Court Opinion

ID: 6022498
Source: CourtListenerOpinion
Date Created: 2022-01-13 11:58:29.54418+00
Date Added: 2024-06-11T08:50:50.813212
License: Public Domain

Yesawich Jr., J.
Appeal from a judgment of the Supreme Court (Torraca, J.), entered February 26, 1997 in Albany County, which dismissed petitioner’s application, in a proceeding pursuant to CPLR article 78, to annul a determination of respondents calculating petitioner’s maximum sentence expiration date.
Petitioner is currently serving two concurrent terms of imprisonment, the longest of which has a maximum of 25 years, for his 1974 conviction of the crimes of robbery in the first degree and grand larceny in the third degree. The sentences were to run consecutively to two concurrent terms of life imprisonment imposed by a North Carolina court in 1972 (see, Matter of Mabery v Mann, 197 AD2d 736, appeal dismissed 82 NY2d 888). After petitioner was released by North Carolina and received in New York by the Department of Correctional Services on December 5, 1988, respondents calculated his maximum sentence expiration date to be December 3, 2013, with a tentative conditional release date (based on possible good-time credits) of August 3, 2005.
Petitioner contends that respondents erred in failing to set these dates in accordance with Penal Law § 70.30 (former [1] [c]) (as added by L 1965, ch 1030), which established an aggregate maximum term of 30 years for consecutive sentences involving two or more crimes, one of which (as here) was a class B felony. Application of this provision to his consecutive New York and North Carolina sentences, petitioner maintains, requires that his maximum sentence expire in 2002, with a conditional release date in 1992 (based on his 1972 North Carolina sentence) or in 1994 (based on his 1974 New York sentence). We agree with Supreme Court that the law does not support this argument.

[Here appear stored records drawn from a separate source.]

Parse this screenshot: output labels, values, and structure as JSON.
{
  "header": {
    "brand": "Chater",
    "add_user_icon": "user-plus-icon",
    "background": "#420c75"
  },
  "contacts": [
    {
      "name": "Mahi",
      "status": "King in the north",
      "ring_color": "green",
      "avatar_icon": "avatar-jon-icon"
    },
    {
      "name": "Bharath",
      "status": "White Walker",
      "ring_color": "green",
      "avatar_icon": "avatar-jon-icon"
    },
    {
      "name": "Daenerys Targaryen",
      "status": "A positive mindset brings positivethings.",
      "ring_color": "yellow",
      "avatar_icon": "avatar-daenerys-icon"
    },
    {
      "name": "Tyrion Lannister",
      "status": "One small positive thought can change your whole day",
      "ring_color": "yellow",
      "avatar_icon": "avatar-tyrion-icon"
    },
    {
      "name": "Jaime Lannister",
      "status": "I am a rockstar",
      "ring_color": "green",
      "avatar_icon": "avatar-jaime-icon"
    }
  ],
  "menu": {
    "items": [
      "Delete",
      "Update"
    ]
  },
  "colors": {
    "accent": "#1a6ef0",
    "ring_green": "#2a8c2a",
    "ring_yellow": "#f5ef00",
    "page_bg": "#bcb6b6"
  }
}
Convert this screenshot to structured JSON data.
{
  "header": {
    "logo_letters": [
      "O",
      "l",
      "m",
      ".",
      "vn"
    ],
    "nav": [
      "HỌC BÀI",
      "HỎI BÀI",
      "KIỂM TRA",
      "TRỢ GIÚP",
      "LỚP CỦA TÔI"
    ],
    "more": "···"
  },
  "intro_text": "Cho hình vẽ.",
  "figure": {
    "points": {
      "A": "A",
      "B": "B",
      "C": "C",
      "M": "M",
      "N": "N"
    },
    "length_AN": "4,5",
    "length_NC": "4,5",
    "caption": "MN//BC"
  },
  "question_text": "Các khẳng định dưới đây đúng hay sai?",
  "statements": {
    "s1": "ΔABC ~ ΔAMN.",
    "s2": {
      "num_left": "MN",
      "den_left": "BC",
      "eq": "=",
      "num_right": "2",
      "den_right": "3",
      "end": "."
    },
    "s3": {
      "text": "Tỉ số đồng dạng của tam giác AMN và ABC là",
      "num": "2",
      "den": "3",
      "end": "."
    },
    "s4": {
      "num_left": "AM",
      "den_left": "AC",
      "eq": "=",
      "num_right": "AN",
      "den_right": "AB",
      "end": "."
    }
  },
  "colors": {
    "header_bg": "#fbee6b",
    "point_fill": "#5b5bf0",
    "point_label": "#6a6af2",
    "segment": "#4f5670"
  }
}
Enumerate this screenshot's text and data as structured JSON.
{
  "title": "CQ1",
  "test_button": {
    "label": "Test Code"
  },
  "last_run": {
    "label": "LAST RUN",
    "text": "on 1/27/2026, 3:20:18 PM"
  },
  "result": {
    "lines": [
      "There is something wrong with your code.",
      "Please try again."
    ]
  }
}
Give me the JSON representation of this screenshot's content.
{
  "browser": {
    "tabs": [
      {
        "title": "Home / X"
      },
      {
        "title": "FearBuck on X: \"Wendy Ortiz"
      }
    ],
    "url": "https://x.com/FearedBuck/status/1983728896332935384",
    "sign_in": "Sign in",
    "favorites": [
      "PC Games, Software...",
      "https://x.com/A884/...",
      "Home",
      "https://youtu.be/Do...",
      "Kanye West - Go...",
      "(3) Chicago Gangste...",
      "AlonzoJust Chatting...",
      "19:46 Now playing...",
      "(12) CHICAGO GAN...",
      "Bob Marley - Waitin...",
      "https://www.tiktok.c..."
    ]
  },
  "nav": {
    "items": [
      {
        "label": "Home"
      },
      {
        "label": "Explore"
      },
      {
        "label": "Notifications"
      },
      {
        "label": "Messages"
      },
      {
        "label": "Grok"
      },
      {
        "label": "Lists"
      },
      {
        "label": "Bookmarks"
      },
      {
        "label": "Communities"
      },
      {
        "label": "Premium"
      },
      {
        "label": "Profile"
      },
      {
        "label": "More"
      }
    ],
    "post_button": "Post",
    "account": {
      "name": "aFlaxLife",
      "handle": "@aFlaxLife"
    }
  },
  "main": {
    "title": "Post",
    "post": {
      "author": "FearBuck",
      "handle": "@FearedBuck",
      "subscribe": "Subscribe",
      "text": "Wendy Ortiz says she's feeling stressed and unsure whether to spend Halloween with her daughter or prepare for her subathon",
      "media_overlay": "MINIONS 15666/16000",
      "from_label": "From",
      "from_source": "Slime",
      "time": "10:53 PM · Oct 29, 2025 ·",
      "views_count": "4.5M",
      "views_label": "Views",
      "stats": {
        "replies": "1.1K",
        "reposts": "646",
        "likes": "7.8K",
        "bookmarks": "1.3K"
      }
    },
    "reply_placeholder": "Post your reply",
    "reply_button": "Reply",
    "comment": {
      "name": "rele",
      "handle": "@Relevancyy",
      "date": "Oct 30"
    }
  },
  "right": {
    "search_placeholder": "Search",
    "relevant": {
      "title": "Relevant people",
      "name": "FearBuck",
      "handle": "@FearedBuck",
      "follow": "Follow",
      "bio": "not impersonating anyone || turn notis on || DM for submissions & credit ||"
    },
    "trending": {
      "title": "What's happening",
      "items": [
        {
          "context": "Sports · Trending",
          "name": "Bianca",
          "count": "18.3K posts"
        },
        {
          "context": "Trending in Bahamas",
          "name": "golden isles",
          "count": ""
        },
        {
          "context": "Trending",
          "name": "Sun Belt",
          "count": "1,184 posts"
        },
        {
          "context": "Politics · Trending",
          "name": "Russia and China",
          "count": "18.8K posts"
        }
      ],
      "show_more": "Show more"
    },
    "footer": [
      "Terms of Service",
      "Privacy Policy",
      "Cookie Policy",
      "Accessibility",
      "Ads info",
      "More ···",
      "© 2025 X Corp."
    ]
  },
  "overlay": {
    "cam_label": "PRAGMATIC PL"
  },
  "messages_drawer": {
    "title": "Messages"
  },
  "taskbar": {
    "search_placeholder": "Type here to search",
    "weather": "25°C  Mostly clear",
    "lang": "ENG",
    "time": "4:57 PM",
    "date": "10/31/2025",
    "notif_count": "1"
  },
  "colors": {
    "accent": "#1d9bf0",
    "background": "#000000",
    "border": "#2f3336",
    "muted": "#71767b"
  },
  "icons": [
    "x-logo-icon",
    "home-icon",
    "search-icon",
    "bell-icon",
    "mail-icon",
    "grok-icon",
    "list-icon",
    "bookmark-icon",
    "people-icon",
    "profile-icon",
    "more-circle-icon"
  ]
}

As respondents point out, the statutory subsection relied upon by petitioner was never intended to allow the reduction of a sentence with a life maximum to the specified 20 or 30-year limit, because to do so would frustrate the purpose behind authorizing and imposing a life sentence in the first place (see, Preiser, Practice Commentary, McKinney’s Cons Laws of NY, Book 39, Penal Law § 70.30, at 141 [1967 ed]). Moreover, were the cited provision to be applied as petitioner urges, an individual sentenced to a single life term alone would be required to serve that sentence as imposed, while another person, sentenced to two consecutive terms of imprisonment, one or both of which had a life maximum, would have his or her sentence truncated to a maximum of 20 or 30 years; the stat*788ute cannot be construed to produce such an absurd result (see, Matter of Roballo v Smith, 63 NY2d 485, 489). Nor does the mere fact that the section was later amended to expressly exclude those convicted of a class A felony (see, Penal Law § 70. 30 [1] [c], as amended by L 1978, ch 481, § 24) necessarily mandate a different conclusion (see, Matter of Eastern Milk Producers Coop. Assn, v State of New York Dept, of Agric. & Mkts., 58 NY2d 1097, 1101; Matter of Pandick, 163 AD2d 734, 736).
Petitioner’s remaining arguments, to the extent they are properly before us, have been examined and found to be lacking in merit.
Mikoll, J. P., Crew III, Spain and Carpinello, JJ., concur.
Ordered that the judgment is affirmed, without costs.